In October her speech to the Conservative Party conference she described those seeking asylum as a “hurricane” and called the Human Rights Act the “Criminal Rights Act.” 

These speeches were designed to whip up the racist right in order to scapegoat the vulnerable and distract from the cost-of-living policy engineered and chosen by this government. 

The Tories allow energy companies to make profits to the tune of billions, while the working class struggle to pay for basic costs such as rent, mortgages, energy bills and food. The government is to blame — but it incessantly stirs up racism against the most vulnerable people in the world in order to encourage some sections of society to blame them instead. 

The upshot of this has been demonstrations by racists and fascists targeting asylum-seekers. They have taken place up and down the country: Erskine in Scotland, Llanelli in Wales, Skegness and Scrampton in Lincolnshire, Leeds, Birmingham, Honor Oak in south-east London, Portland, Dorset, and many other parts of the country. United campaigns involving local communities, trade unions, mostly led by Stand Up to Racism, have pushed back far-right mobilisations. 

Asylum-seekers were not Braverman’s only chosen target of attack.
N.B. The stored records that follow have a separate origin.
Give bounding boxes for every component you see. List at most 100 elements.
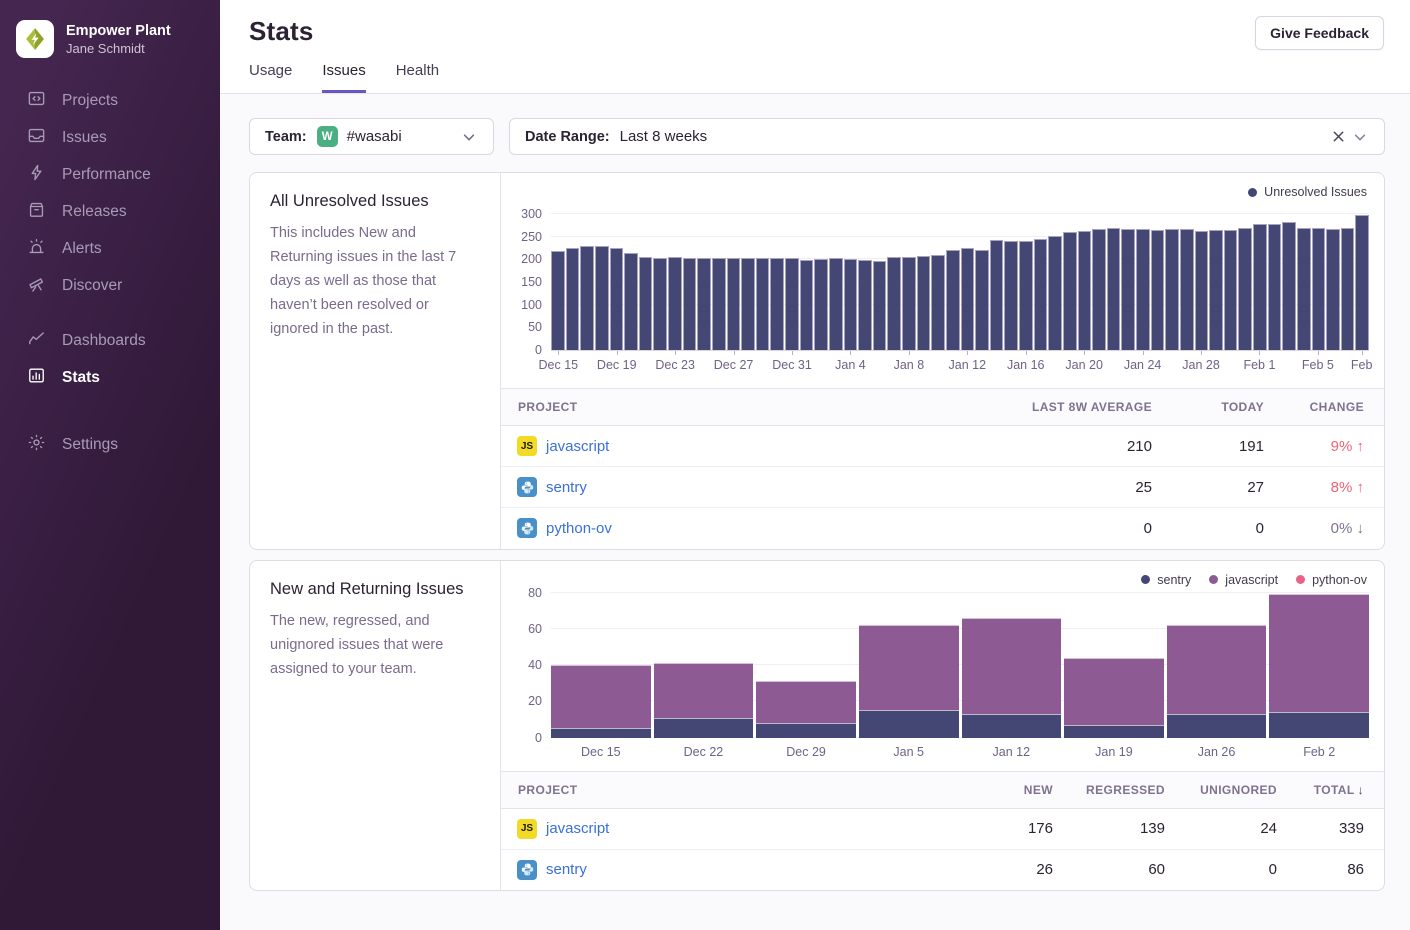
sidebar-item-label: Discover [62, 277, 122, 295]
bar-segment-javascript [1167, 625, 1267, 714]
bar-unresolved-issues [1034, 239, 1048, 350]
column-header-regressed: Regressed [1055, 771, 1167, 808]
team-avatar: W [317, 126, 338, 147]
cell: 26 [943, 849, 1055, 890]
sidebar-item-projects[interactable]: Projects [0, 82, 220, 119]
legend-label: sentry [1157, 573, 1191, 587]
column-header-total[interactable]: Total↓ [1279, 771, 1384, 808]
sidebar-item-releases[interactable]: Releases [0, 193, 220, 230]
legend-item-python-ov[interactable]: python-ov [1296, 573, 1367, 587]
date-range-select[interactable]: Date Range: Last 8 weeks [509, 118, 1385, 155]
python-platform-icon [517, 860, 537, 880]
y-tick-label: 250 [521, 230, 542, 244]
bar-segment-javascript [551, 665, 651, 728]
x-tick-label: Jan 12 [962, 745, 1062, 759]
x-tick [909, 351, 910, 355]
bar-segment-sentry [1269, 712, 1369, 737]
bar-unresolved-issues [551, 251, 565, 350]
bar-unresolved-issues [961, 248, 975, 350]
bar-unresolved-issues [1048, 236, 1062, 350]
bar-unresolved-issues [844, 259, 858, 350]
org-logo-icon [16, 20, 54, 58]
sidebar-item-settings[interactable]: Settings [0, 426, 220, 463]
sidebar-item-issues[interactable]: Issues [0, 119, 220, 156]
bar-segment-sentry [859, 710, 959, 737]
releases-icon [27, 200, 46, 224]
bar-segment-sentry [654, 718, 754, 738]
bar-unresolved-issues [1136, 229, 1150, 350]
clear-date-icon[interactable] [1327, 126, 1349, 148]
bar-unresolved-issues [858, 260, 872, 350]
sidebar-item-alerts[interactable]: Alerts [0, 230, 220, 267]
x-tick [967, 351, 968, 355]
filter-bar: Team: W #wasabi Date Range: Last 8 weeks [249, 118, 1385, 155]
sort-desc-icon: ↓ [1358, 783, 1364, 797]
legend-label: javascript [1225, 573, 1278, 587]
bar-unresolved-issues [1268, 224, 1282, 350]
project-link-javascript[interactable]: javascript [546, 438, 609, 455]
stacked-bar-dec-29 [756, 681, 856, 737]
x-tick-label: Feb 1 [1243, 358, 1275, 372]
column-header-project: Project [501, 389, 979, 426]
cell: 210 [979, 426, 1154, 467]
bar-unresolved-issues [770, 258, 784, 350]
x-tick-label: Jan 24 [1124, 358, 1162, 372]
dashboards-icon [27, 329, 46, 353]
org-name: Empower Plant [66, 22, 171, 40]
column-header-project: Project [501, 771, 943, 808]
x-tick-label: Dec 27 [714, 358, 754, 372]
sidebar-item-label: Projects [62, 92, 118, 110]
bar-unresolved-issues [990, 240, 1004, 350]
bar-unresolved-issues [1238, 228, 1252, 350]
change-cell: 8% ↑ [1266, 467, 1384, 508]
legend-item-unresolved-issues[interactable]: Unresolved Issues [1248, 185, 1367, 199]
tab-health[interactable]: Health [396, 62, 439, 93]
arrow-up-icon: ↑ [1357, 479, 1365, 496]
sidebar-item-discover[interactable]: Discover [0, 267, 220, 304]
bar-segment-sentry [1167, 714, 1267, 738]
bar-segment-javascript [1064, 658, 1164, 725]
x-tick [1084, 351, 1085, 355]
project-link-javascript[interactable]: javascript [546, 820, 609, 837]
project-link-sentry[interactable]: sentry [546, 861, 587, 878]
change-cell: 0% ↓ [1266, 508, 1384, 549]
legend-item-sentry[interactable]: sentry [1141, 573, 1191, 587]
x-tick-label: Jan 26 [1167, 745, 1267, 759]
y-tick-label: 20 [528, 694, 542, 708]
bar-unresolved-issues [756, 258, 770, 350]
sidebar-item-dashboards[interactable]: Dashboards [0, 322, 220, 359]
legend-item-javascript[interactable]: javascript [1209, 573, 1278, 587]
bar-unresolved-issues [595, 246, 609, 350]
project-link-sentry[interactable]: sentry [546, 479, 587, 496]
tab-usage[interactable]: Usage [249, 62, 292, 93]
card-new-returning-issues: New and Returning Issues The new, regres… [249, 560, 1385, 892]
bar-segment-javascript [962, 618, 1062, 714]
bar-unresolved-issues [580, 246, 594, 350]
team-select[interactable]: Team: W #wasabi [249, 118, 494, 155]
org-switcher[interactable]: Empower Plant Jane Schmidt [0, 0, 220, 82]
sidebar-item-performance[interactable]: Performance [0, 156, 220, 193]
card-description-panel: New and Returning Issues The new, regres… [250, 561, 501, 891]
give-feedback-button[interactable]: Give Feedback [1255, 16, 1384, 50]
python-platform-icon [517, 518, 537, 538]
cell: 339 [1279, 808, 1384, 849]
project-link-python-ov[interactable]: python-ov [546, 520, 612, 537]
stacked-bar-dec-22 [654, 663, 754, 737]
stacked-bar-feb-2 [1269, 594, 1369, 737]
y-axis: 020406080 [515, 593, 551, 738]
sidebar-item-label: Releases [62, 203, 127, 221]
bar-unresolved-issues [610, 248, 624, 350]
tab-issues[interactable]: Issues [322, 62, 365, 93]
column-header-today: Today [1154, 389, 1266, 426]
y-tick-label: 200 [521, 252, 542, 266]
x-tick-label: Jan 19 [1064, 745, 1164, 759]
bar-unresolved-issues [1092, 229, 1106, 350]
sidebar-item-stats[interactable]: Stats [0, 359, 220, 396]
bar-unresolved-issues [931, 255, 945, 350]
discover-icon [27, 274, 46, 298]
bar-unresolved-issues [814, 259, 828, 350]
column-header-last-8w-average: Last 8w Average [979, 389, 1154, 426]
bar-unresolved-issues [727, 258, 741, 350]
bar-unresolved-issues [1151, 230, 1165, 350]
bar-unresolved-issues [639, 257, 653, 350]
In an attempt to stir up racism and Islamophobia prior to the May elections, Braverman falsely claimed child grooming gangs in Britain were “almost all British-Pakistani,” in an article in the Mail on Sunday. 

She doubled-down on this in a speech to the right-wing National Conservatism conference in May. However in September press regulator Ipso said Braverman’s decision to link “the identified ethnic group and a particular form of offending was significantly misleading” because the Home Office’s own research had concluded offenders were mainly from white backgrounds. Sadly such corrections rarely make the headlines the way these original false claims do. 

Braverman has gone but the vile “stop the boats” campaign has not. Immediately after being appointed home secretary James Cleverly announced stopping the boats as one of his priorities. 

Braverman was the standard-bearer for the racist reactionary right but this racist agenda has been supported by Rishi Sunak. He launched the “stop the boats” campaign and has staunchly supported it, along with the Illegal Migration Act. 

Prior to that, under Boris Johnson’s administration, along with many other things, the Commission on Race and Ethnic Disparities claimed institutional racism did not exist — a line taken by Metropolitan Police Commissioner Sir Mark Rowley in response to the Casey review’s damning verdict on racism, sexism and homophobia in the police. 

Braverman has gone, but clearly it is time for the whole lot to go. Opinion polls suggest there will be a Labour government or Labour-led coalition after the next general election. 

We should remember that the racist right is much bigger and more emboldened than in 1997, the last time a Labour government was elected after a long period of Tory rule. 

That is why building a movement against racism and fascism is crucial. These issues will be discussed at this Saturday’s Stand Up to Racism conference. TUC general secretary Paul Nowak, NEU general secretary Daniel Kebede, Bell Ribeiro-Addy MP and Kim Johnson MP are some of the speakers addressing the conference. 

Sabby Dhalu is co-convener of Stand Up to Racism.